Elisa smiled. "I think that's a grand idea."
He kissed her cheek gently. "It's probably time for us to turn in, dear."
Knowing she needed to be up early to go to work, Elisa nodded. "Let me finish this mitten, and I'll be right there."
Christmas morning, Elisa spent more time than usual getting ready. She chose her nicest dress and the stockings with the least noticeable holes. She took the pins out of her hair, allowing the overnight curls to fall about her shoulders. She brushed and styled it before putting on her cloche hat. Though the dress and hat were no longer in vogue, they were the nicest she had, and reminded her of happier, easier times. Caleb held her coat as she put it on. Together they walked downstairs, stopping in front of the Clarks' door to leave the mittens and little wooden toys with a simple note Elisa had written, "Merry Christmas from St. Nicholas." She continued down the stairs while Caleb took a moment to knock on the door before joining her.

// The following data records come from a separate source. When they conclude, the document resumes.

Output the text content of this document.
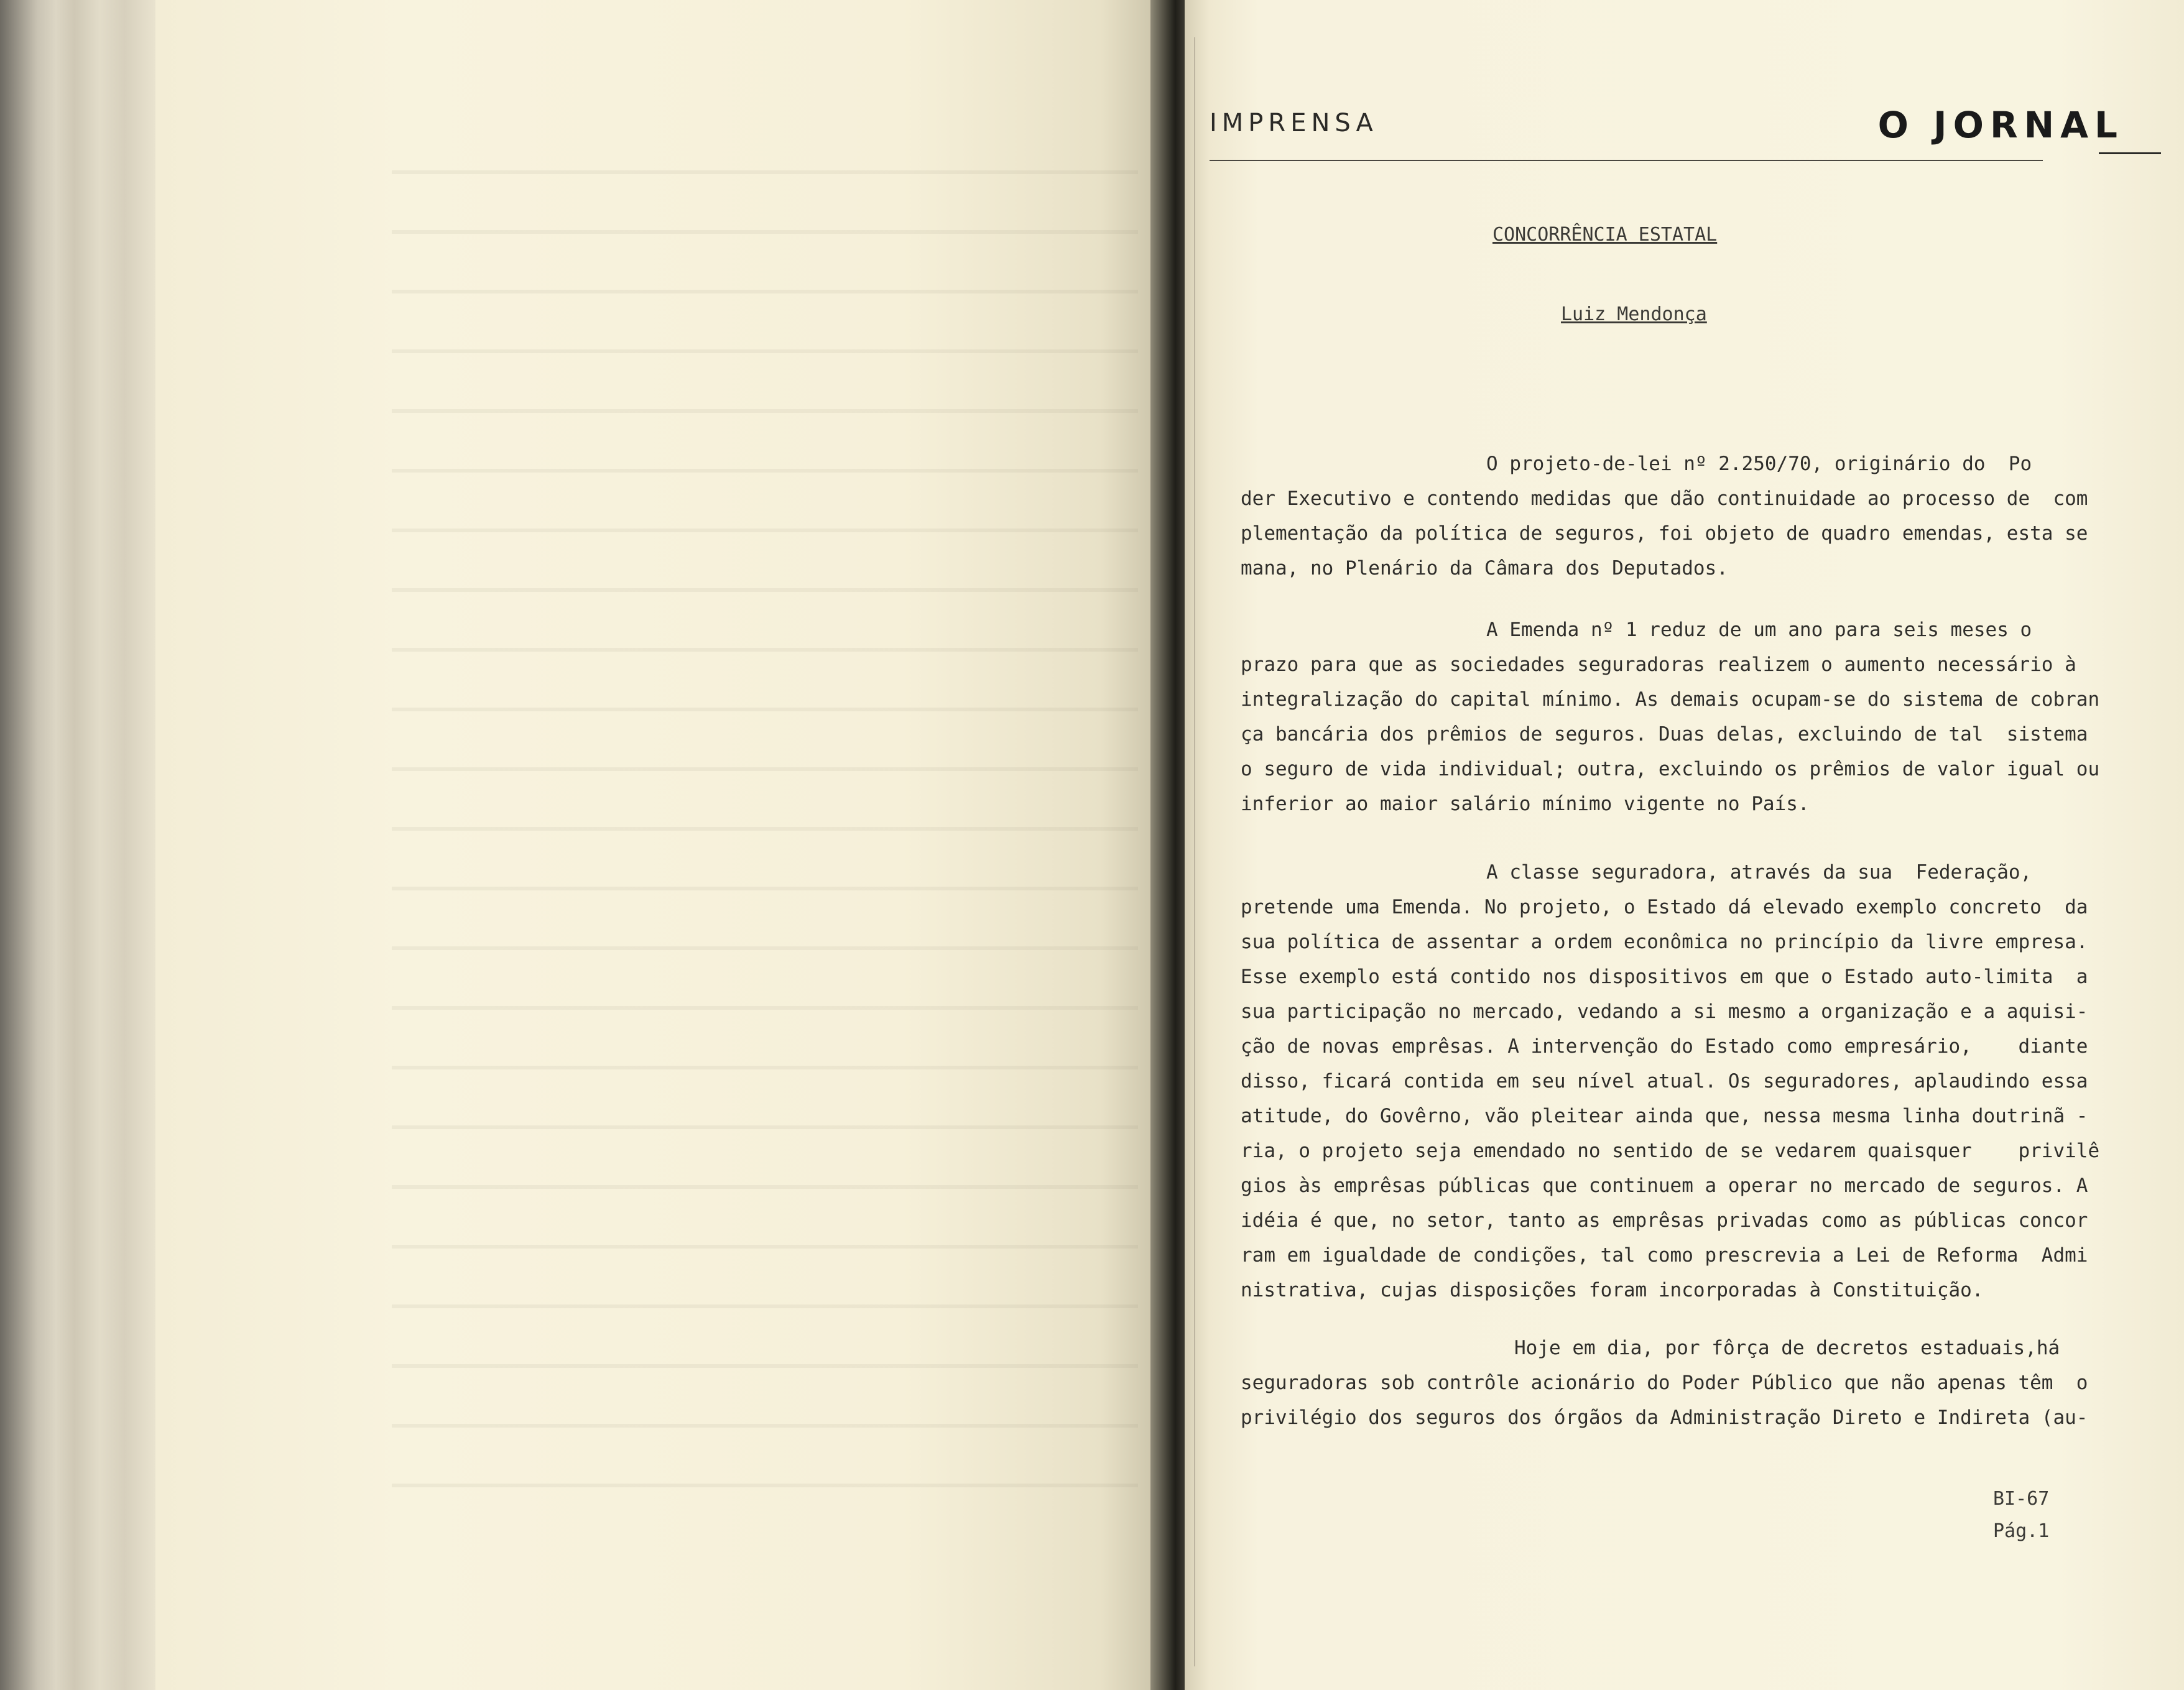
IMPRENSA	O JORNAL
CONCORRÊNCIA ESTATAL
Luiz Mendonça
O projeto-de-lei nº 2.250/70, originário do  Po
der Executivo e contendo medidas que dão continuidade ao processo de  com
plementação da política de seguros, foi objeto de quadro emendas, esta se
mana, no Plenário da Câmara dos Deputados.
A Emenda nº 1 reduz de um ano para seis meses o
prazo para que as sociedades seguradoras realizem o aumento necessário à
integralização do capital mínimo. As demais ocupam-se do sistema de cobran
ça bancária dos prêmios de seguros. Duas delas, excluindo de tal  sistema
o seguro de vida individual; outra, excluindo os prêmios de valor igual ou
inferior ao maior salário mínimo vigente no País.
A classe seguradora, através da sua  Federação,
pretende uma Emenda. No projeto, o Estado dá elevado exemplo concreto  da
sua política de assentar a ordem econômica no princípio da livre empresa.
Esse exemplo está contido nos dispositivos em que o Estado auto-limita  a
sua participação no mercado, vedando a si mesmo a organização e a aquisi-
ção de novas emprêsas. A intervenção do Estado como empresário,    diante
disso, ficará contida em seu nível atual. Os seguradores, aplaudindo essa
atitude, do Govêrno, vão pleitear ainda que, nessa mesma linha doutrinã -
ria, o projeto seja emendado no sentido de se vedarem quaisquer    privilê
gios às emprêsas públicas que continuem a operar no mercado de seguros. A
idéia é que, no setor, tanto as emprêsas privadas como as públicas concor
ram em igualdade de condições, tal como prescrevia a Lei de Reforma  Admi
nistrativa, cujas disposições foram incorporadas à Constituição.
Hoje em dia, por fôrça de decretos estaduais,há
seguradoras sob contrôle acionário do Poder Público que não apenas têm  o
privilégio dos seguros dos órgãos da Administração Direto e Indireta (au-
BI-67
Pág.1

The Christmas service was beautiful. Reverend Green gave a lovely sermon on the hope of Christ. She leaned against Caleb's side. Despite the hardship she and her husband had faced, she did have hope.
When the service concluded, she and Caleb walked back to their apartment, noting happily that several of the Clark children had donned their new mittens to play in the snow. Elisa allowed herself a tiny smile. As they walked inside, she put the leftover stew on the stovetop to warm before sitting with Caleb next to the Christmas tree. They exchanged gifts, Caleb handing her a small, simply wrapped box. He pulled away the wrapping on the new fingerless gloves she'd made for him with a matching scarf and hat. "These will be perfect in the carpentry shop. It gets so cold in there, but regular gloves would be impractical."
"I'm glad you like them," she said, beginning to untie the strings on the package. When she removed the paper, she gasped to see a velvety jewelry box. Tears pricked her eyes as she lifted the lid to reveal the art deco ring from her dreams. The stones were small, but the twinkling diamonds and rubies could not have been more perfect.
"It's the ring I always wanted for you to have."
"Oh, Caleb," she said quietly. "How did you ever manage it?"
He smiled. "You, my darling, are worth a few small sacrifices each day." He pulled her close for a gentle kiss. "Merry Christmas, Elisa."